I’ve been training U-Net models with a regular dataset, and one augmented with images that only has background classes.
For those situation with background class image, by definition there can be no TP. The ideal situation is the model predicts TP = 0, FP = 0, TN = 0, and FN = every pixel. If this ideal situation is achieved, the dice loss goes to zero.
BUT, if there’s even a single FP or FN, the dice loss goes to the max value. So there is no ability for the model to learn how to classify every pixel as background pixels. So when I train with images with non-background pixels and images with background pixels only… the loss gets dominated by this effect. Is there a workaround for this?
Wouldn’t an all background input predicted as such yield TN = 1?
If the model predicts another class and the dice loss shoots up (you might need to limit it in case it goes to Inf), the model will get a high signal to predict background only.

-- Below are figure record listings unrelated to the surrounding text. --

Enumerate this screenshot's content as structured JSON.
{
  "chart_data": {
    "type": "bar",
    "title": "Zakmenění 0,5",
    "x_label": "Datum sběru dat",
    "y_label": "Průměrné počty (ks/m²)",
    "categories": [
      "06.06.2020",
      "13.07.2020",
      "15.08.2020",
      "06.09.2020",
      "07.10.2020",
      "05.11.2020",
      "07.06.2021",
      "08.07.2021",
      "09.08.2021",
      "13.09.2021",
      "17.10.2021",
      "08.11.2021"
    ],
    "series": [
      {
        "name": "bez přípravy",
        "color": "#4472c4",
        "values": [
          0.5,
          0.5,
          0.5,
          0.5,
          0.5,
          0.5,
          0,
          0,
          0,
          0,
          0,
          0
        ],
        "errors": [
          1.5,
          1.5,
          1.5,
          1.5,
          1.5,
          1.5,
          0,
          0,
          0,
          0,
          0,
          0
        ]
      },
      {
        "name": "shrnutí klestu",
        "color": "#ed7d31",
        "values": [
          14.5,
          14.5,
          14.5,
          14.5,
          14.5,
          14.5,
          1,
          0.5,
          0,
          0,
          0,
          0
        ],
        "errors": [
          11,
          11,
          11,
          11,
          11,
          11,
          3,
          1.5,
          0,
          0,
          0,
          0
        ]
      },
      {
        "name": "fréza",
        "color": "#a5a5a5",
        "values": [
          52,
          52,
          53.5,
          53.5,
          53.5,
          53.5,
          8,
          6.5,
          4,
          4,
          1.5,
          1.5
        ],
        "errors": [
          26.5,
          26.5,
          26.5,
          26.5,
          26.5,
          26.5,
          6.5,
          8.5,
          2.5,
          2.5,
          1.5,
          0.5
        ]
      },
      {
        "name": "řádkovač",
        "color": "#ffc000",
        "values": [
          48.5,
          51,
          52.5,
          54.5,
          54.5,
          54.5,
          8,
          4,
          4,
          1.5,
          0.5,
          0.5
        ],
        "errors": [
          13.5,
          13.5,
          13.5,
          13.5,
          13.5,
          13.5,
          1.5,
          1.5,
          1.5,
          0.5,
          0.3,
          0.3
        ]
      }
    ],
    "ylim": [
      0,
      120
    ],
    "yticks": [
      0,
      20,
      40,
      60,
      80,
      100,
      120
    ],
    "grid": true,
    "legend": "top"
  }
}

Do you mean that the very high dice loss biases the model to only predict all background images?
If so, you could try to clip the loss or just remove these images.

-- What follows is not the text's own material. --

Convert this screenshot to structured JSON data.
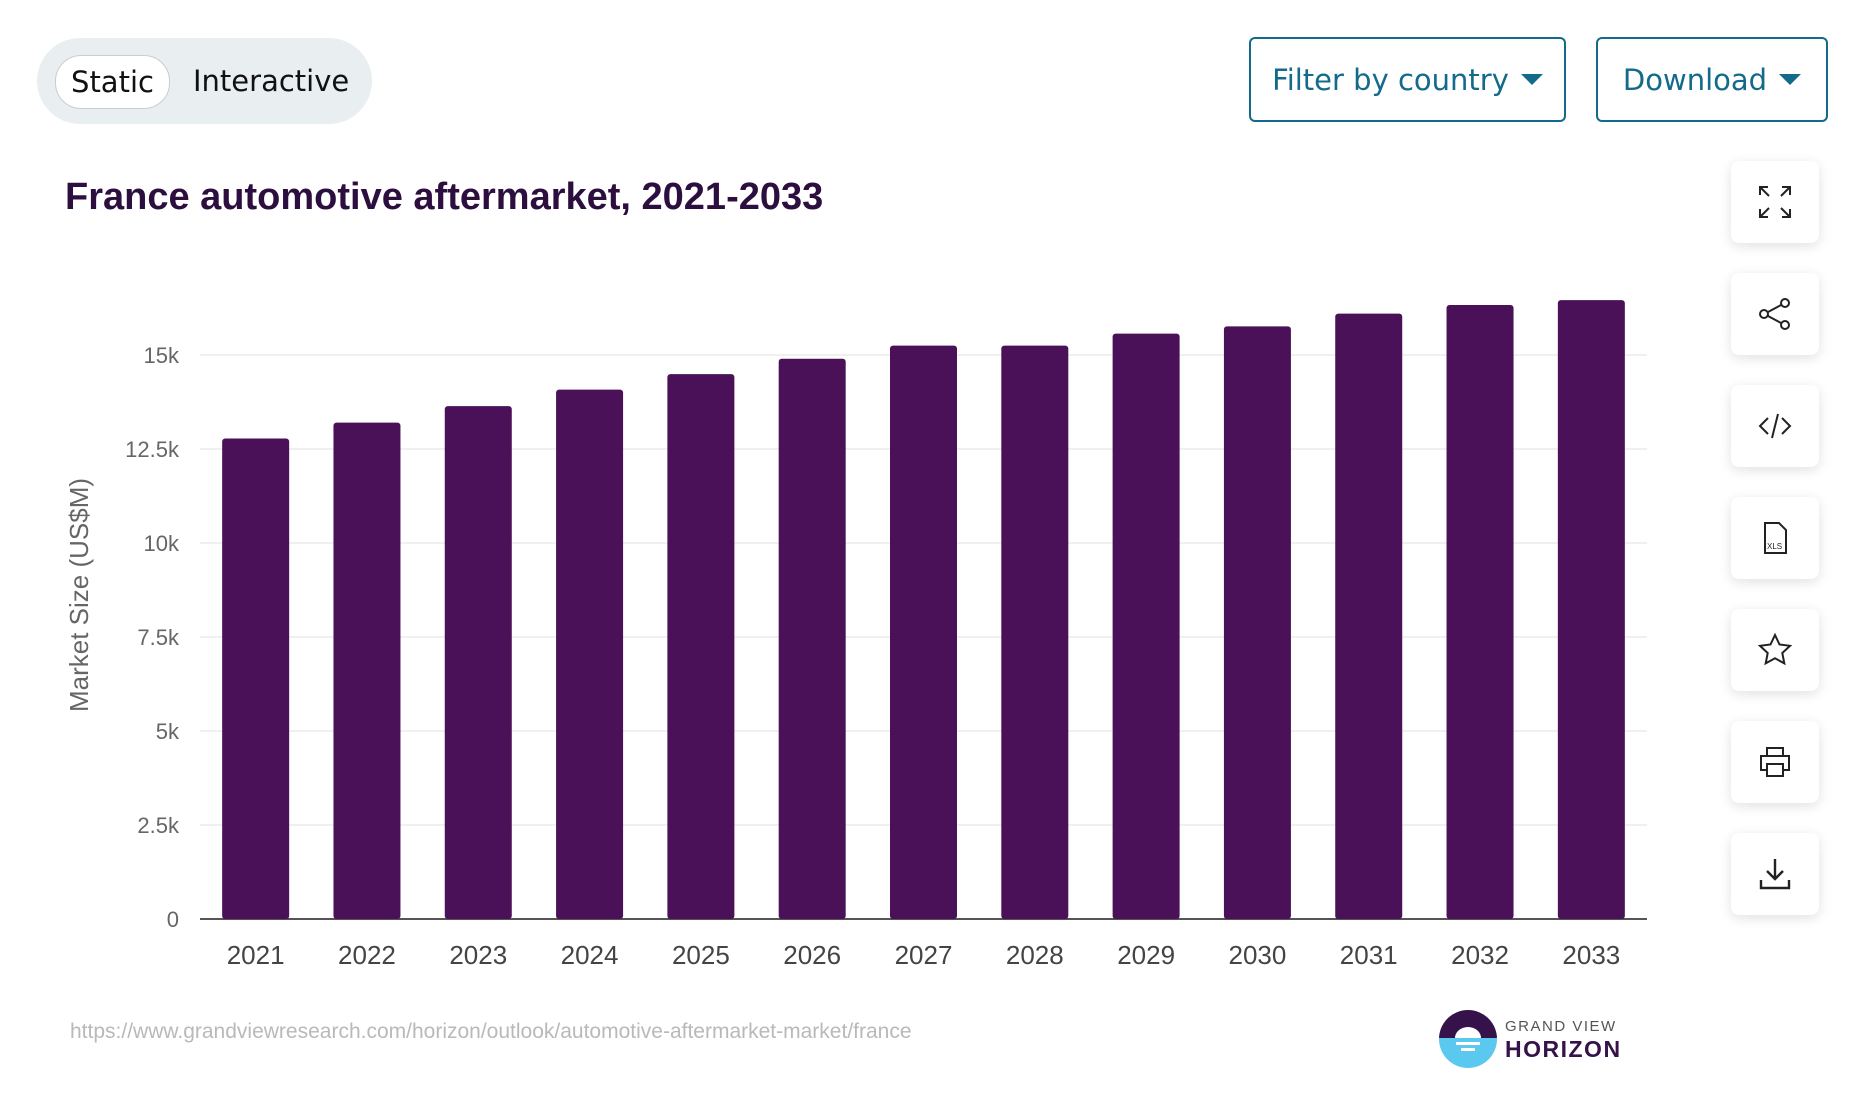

Is there a way to assign weights to dice loss? For example I want foreground predictions to have a higher impact since it is rarer in a dataset. Im having issues where the model simply predicts background for every image after some training time.
If your model only predicts the background class, the intersection part of the dice loss calculation would be zero and thus your dice loss should be high.
I don’t know if there is a clear way to add weighting to it, but you could try to combine the dice loss with e.g.
nn.CrossEntropyLoss (and add weights there).
Suppose you have C classes as well as background, you can model the background as a separate class, then you will have C+1 classes, and TP = every pixel for images that contain only background.